Did the Minister surrender?

Federal Court. After judicial review proceedings commenced, the Minister's Department took steps that resulted in the applicant succeeding in obtaining the outcome which he sought on judicial review. Is this an example of surrender, with the result that the applicant should obtain costs?

The Department indicated to the Applicant that his partner visa application had been withdrawn.

The Applicant wrote to the Department, indicating that without his knowledge or consent, his former partner had logged into his ImmiAccount and submitted the withdrawal request.

The Applicant applied for judicial review of the Department's decision to treat the partner visa application as withdrawn.

Months later, before the judicial review application was decided, notifying him that it reserved the withdrawal, with the effect that the partner visa application was reinstated.

As such, the proceedings in the Federal Court were resolved before a hearing on the merits of the judicial review application.

The applicant then sought costs in relation to the judicial review application, which the respondent Minister opposed.

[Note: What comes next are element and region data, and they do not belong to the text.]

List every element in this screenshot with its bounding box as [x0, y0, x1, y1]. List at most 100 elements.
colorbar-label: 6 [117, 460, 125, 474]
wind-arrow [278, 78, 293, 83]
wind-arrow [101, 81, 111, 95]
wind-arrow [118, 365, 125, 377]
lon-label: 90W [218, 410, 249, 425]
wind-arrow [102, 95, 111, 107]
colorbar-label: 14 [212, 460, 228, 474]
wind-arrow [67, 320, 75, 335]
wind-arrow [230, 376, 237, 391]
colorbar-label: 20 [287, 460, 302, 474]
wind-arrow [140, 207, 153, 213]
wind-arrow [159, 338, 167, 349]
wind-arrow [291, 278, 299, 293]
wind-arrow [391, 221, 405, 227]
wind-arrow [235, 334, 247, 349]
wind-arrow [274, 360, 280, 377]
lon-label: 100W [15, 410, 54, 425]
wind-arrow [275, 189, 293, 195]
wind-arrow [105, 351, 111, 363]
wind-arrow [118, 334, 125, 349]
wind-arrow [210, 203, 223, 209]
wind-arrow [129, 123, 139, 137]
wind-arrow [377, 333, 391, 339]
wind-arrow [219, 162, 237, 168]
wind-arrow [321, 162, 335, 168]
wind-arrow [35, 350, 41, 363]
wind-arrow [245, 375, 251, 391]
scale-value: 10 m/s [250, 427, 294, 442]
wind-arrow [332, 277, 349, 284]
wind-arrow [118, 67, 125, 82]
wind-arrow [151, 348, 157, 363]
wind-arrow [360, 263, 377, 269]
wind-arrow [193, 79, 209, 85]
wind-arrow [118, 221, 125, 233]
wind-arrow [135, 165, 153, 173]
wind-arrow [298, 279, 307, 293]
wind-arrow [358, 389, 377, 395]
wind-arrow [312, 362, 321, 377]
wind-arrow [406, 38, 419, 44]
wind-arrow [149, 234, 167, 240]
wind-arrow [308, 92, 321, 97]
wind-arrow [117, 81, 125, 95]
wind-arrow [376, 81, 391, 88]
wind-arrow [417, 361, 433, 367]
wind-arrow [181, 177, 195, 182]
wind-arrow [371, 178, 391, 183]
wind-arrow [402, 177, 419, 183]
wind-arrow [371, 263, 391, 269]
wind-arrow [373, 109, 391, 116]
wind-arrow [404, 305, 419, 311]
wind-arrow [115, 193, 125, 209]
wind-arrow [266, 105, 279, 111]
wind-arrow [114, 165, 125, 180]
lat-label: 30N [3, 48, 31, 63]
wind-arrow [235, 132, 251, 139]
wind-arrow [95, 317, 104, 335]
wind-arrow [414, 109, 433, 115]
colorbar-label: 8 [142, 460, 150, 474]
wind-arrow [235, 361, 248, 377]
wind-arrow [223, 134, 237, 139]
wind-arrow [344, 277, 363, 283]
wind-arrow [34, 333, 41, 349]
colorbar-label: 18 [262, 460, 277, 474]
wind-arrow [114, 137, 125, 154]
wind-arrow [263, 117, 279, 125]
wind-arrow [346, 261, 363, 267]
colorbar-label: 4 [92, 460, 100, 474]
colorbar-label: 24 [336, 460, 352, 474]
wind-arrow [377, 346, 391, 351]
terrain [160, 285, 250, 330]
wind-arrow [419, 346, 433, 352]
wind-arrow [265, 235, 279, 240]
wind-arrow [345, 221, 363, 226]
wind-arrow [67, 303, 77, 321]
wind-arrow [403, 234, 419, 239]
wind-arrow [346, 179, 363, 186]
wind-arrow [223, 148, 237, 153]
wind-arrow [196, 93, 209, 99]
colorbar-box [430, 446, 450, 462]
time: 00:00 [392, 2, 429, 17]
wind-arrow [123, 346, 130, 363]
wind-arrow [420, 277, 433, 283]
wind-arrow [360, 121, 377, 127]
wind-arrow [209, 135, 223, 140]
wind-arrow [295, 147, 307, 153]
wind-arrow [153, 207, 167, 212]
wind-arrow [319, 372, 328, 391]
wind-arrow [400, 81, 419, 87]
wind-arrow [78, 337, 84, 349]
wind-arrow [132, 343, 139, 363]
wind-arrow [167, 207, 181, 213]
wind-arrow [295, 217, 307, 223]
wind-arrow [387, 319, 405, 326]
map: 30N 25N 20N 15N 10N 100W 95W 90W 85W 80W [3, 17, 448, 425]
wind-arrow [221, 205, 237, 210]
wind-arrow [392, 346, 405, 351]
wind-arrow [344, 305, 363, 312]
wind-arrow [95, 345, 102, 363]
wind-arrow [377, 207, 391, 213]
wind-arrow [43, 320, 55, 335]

Some of the questions to the Federal Court (FCA) were as follows:

Question 1: Is this an example of the Minister surrendering the judicial review application, with the “practical result” that the applicant has succeeded in obtaining the outcome which he sought?

Question 2: Can it be said that, "while the reversal decision was made by the Department, the Minister is responsible for the Department and the administration of the Migration Act 1958 (Cth)", with the result that "the conduct of the Department should not be considered as separate from the Minister’s conduct and treated as a supervening event"?